Accompanying the above intriguing illustration, John Wilkins has written a really good essay on the concept of homology, which we are taught (and go on to teach) as a really basic concept in evolution, but has surprising ambiguities and potential circularities (not unlike a few other evolutionary terms I can think of). John very helpfully traces some of the history of the term, and how its application has evolved as we've become better at building and testing phylogenies as hypotheses of evolutionary relationships. I have to agree with him when he says:
The notion of homology is complex, and as we recently saw when I asked about the use in mathematics, it has a slew of other meanings, but the one that seems to me to be consistent across all uses is this: a homology is a mapping or “agreement” of parts of organisms with other parts of organisms. A mapping relation is not a similarity, and it is not the explanation of the relation (such as evolutionary common ancestors, which are proposed to explain the homology). It is an identity relation: this is the same as that. The identity may be an identity of place, of sequence, of developmental process, or just of a shared name, but what it is not is similarity or common ancestry.
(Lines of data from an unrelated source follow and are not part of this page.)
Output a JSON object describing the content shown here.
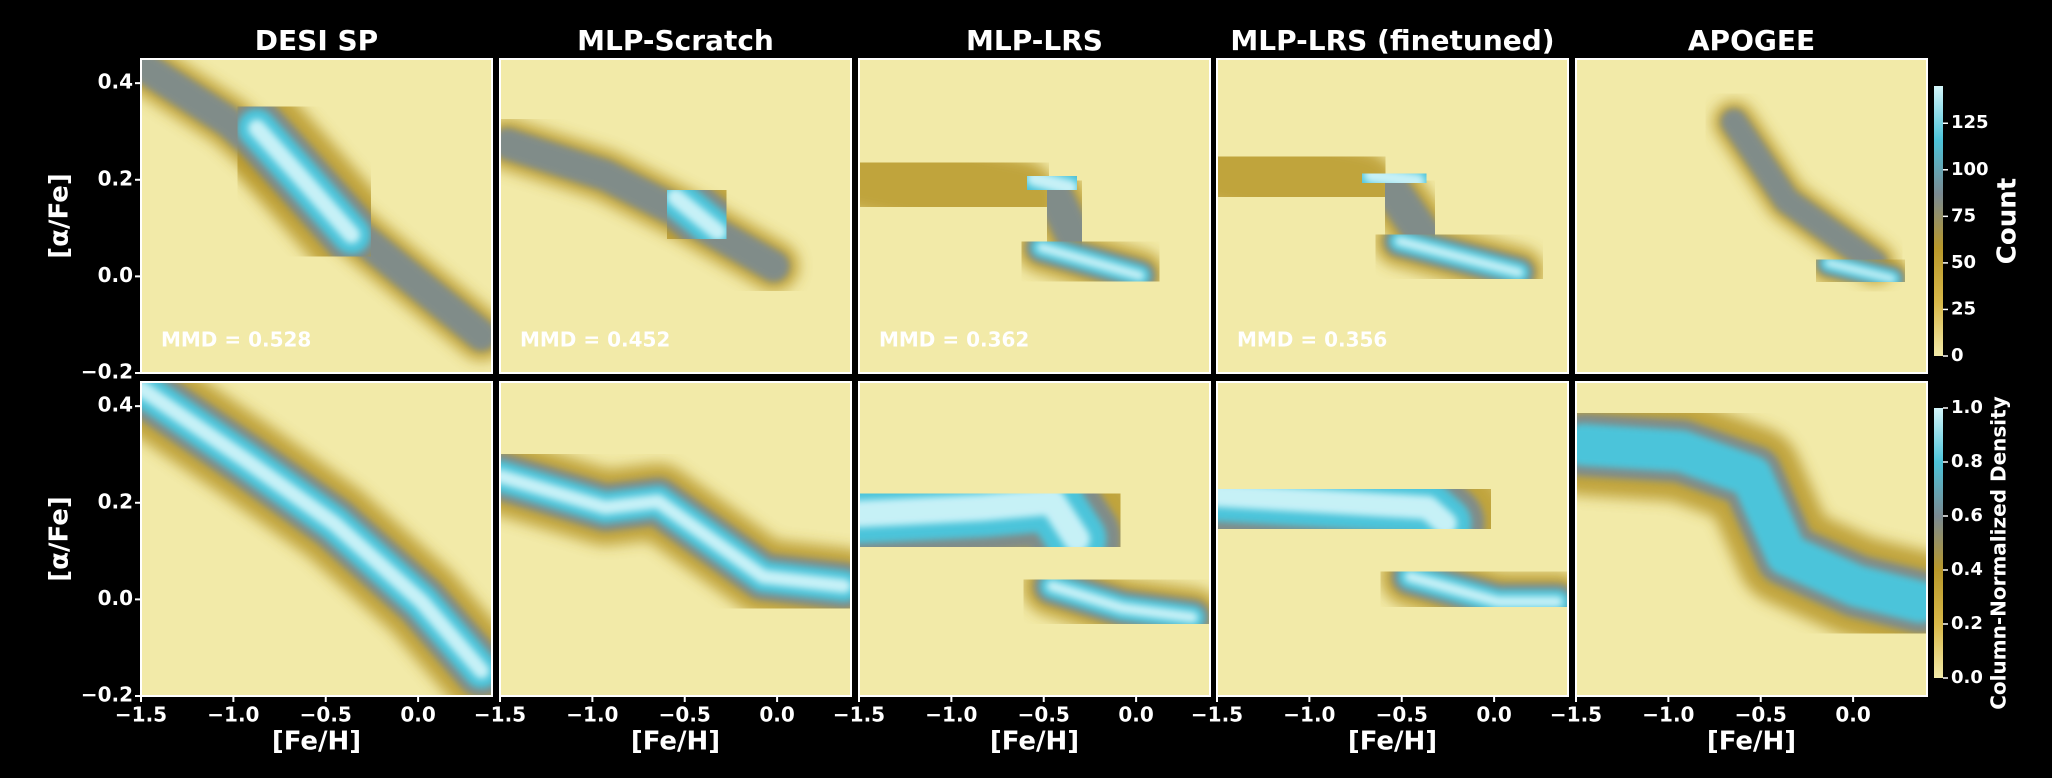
{
  "chart_data": [
    {
      "type": "heatmap",
      "title": "DESI SP",
      "ylabel": "[α/Fe]",
      "annotation": "MMD = 0.528",
      "xlim": [
        -1.5,
        0.4
      ],
      "ylim": [
        -0.2,
        0.45
      ],
      "yticks": [
        {
          "value": -0.2,
          "label": "−0.2"
        },
        {
          "value": 0,
          "label": "0.0"
        },
        0.2,
        0.4
      ]
    },
    {
      "type": "heatmap",
      "title": "MLP-Scratch",
      "annotation": "MMD = 0.452",
      "xlim": [
        -1.5,
        0.4
      ],
      "ylim": [
        -0.2,
        0.45
      ]
    },
    {
      "type": "heatmap",
      "title": "MLP-LRS",
      "annotation": "MMD = 0.362",
      "xlim": [
        -1.5,
        0.4
      ],
      "ylim": [
        -0.2,
        0.45
      ]
    },
    {
      "type": "heatmap",
      "title": "MLP-LRS (finetuned)",
      "annotation": "MMD = 0.356",
      "xlim": [
        -1.5,
        0.4
      ],
      "ylim": [
        -0.2,
        0.45
      ]
    },
    {
      "type": "heatmap",
      "title": "APOGEE",
      "xlim": [
        -1.5,
        0.4
      ],
      "ylim": [
        -0.2,
        0.45
      ],
      "colorbar": {
        "label": "Count",
        "lim": [
          0,
          145
        ],
        "ticks": [
          0,
          25,
          50,
          75,
          100,
          125
        ],
        "colors": [
          "#f2eaa8",
          "#d8b848",
          "#b8982a",
          "#7a8a92",
          "#4cc4da",
          "#d4f6fa"
        ]
      }
    },
    {
      "type": "heatmap",
      "xlabel": "[Fe/H]",
      "ylabel": "[α/Fe]",
      "xlim": [
        -1.5,
        0.4
      ],
      "ylim": [
        -0.2,
        0.45
      ],
      "xticks": [
        {
          "value": -1.5,
          "label": "−1.5"
        },
        {
          "value": -1,
          "label": "−1.0"
        },
        {
          "value": -0.5,
          "label": "−0.5"
        },
        {
          "value": 0,
          "label": "0.0"
        }
      ],
      "yticks": [
        {
          "value": -0.2,
          "label": "−0.2"
        },
        {
          "value": 0,
          "label": "0.0"
        },
        0.2,
        0.4
      ]
    },
    {
      "type": "heatmap",
      "xlabel": "[Fe/H]",
      "xlim": [
        -1.5,
        0.4
      ],
      "ylim": [
        -0.2,
        0.45
      ],
      "xticks": [
        {
          "value": -1.5,
          "label": "−1.5"
        },
        {
          "value": -1,
          "label": "−1.0"
        },
        {
          "value": -0.5,
          "label": "−0.5"
        },
        {
          "value": 0,
          "label": "0.0"
        }
      ]
    },
    {
      "type": "heatmap",
      "xlabel": "[Fe/H]",
      "xlim": [
        -1.5,
        0.4
      ],
      "ylim": [
        -0.2,
        0.45
      ],
      "xticks": [
        {
          "value": -1.5,
          "label": "−1.5"
        },
        {
          "value": -1,
          "label": "−1.0"
        },
        {
          "value": -0.5,
          "label": "−0.5"
        },
        {
          "value": 0,
          "label": "0.0"
        }
      ]
    },
    {
      "type": "heatmap",
      "xlabel": "[Fe/H]",
      "xlim": [
        -1.5,
        0.4
      ],
      "ylim": [
        -0.2,
        0.45
      ],
      "xticks": [
        {
          "value": -1.5,
          "label": "−1.5"
        },
        {
          "value": -1,
          "label": "−1.0"
        },
        {
          "value": -0.5,
          "label": "−0.5"
        },
        {
          "value": 0,
          "label": "0.0"
        }
      ]
    },
    {
      "type": "heatmap",
      "xlabel": "[Fe/H]",
      "xlim": [
        -1.5,
        0.4
      ],
      "ylim": [
        -0.2,
        0.45
      ],
      "xticks": [
        {
          "value": -1.5,
          "label": "−1.5"
        },
        {
          "value": -1,
          "label": "−1.0"
        },
        {
          "value": -0.5,
          "label": "−0.5"
        },
        {
          "value": 0,
          "label": "0.0"
        }
      ],
      "colorbar": {
        "label": "Column-Normalized Density",
        "lim": [
          0,
          1
        ],
        "ticks": [
          {
            "value": 0,
            "label": "0.0"
          },
          0.2,
          0.4,
          0.6,
          0.8,
          {
            "value": 1,
            "label": "1.0"
          }
        ],
        "colors": [
          "#f2eaa8",
          "#d8b848",
          "#b8982a",
          "#7a8a92",
          "#4cc4da",
          "#d4f6fa"
        ]
      }
    }
  ]
}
Similarity may be how we identify homology (and what kinds of similarity depends on what we use), and common ancestry may be how we explain homology, but in both cases homology is the relation itself.You know you'll be reading the rest of that essay for sure if you are in my class the next time I teach Evolution!
2 comments:
As I have remarked on my blog on multiple occasions, Wilkins is simply essential reading for anyone who cares about species concepts and the philosophical ins-and-outs of biological concepts, in general.
Why thank you kind sirs. I only just saw this (I don't get trackbacks).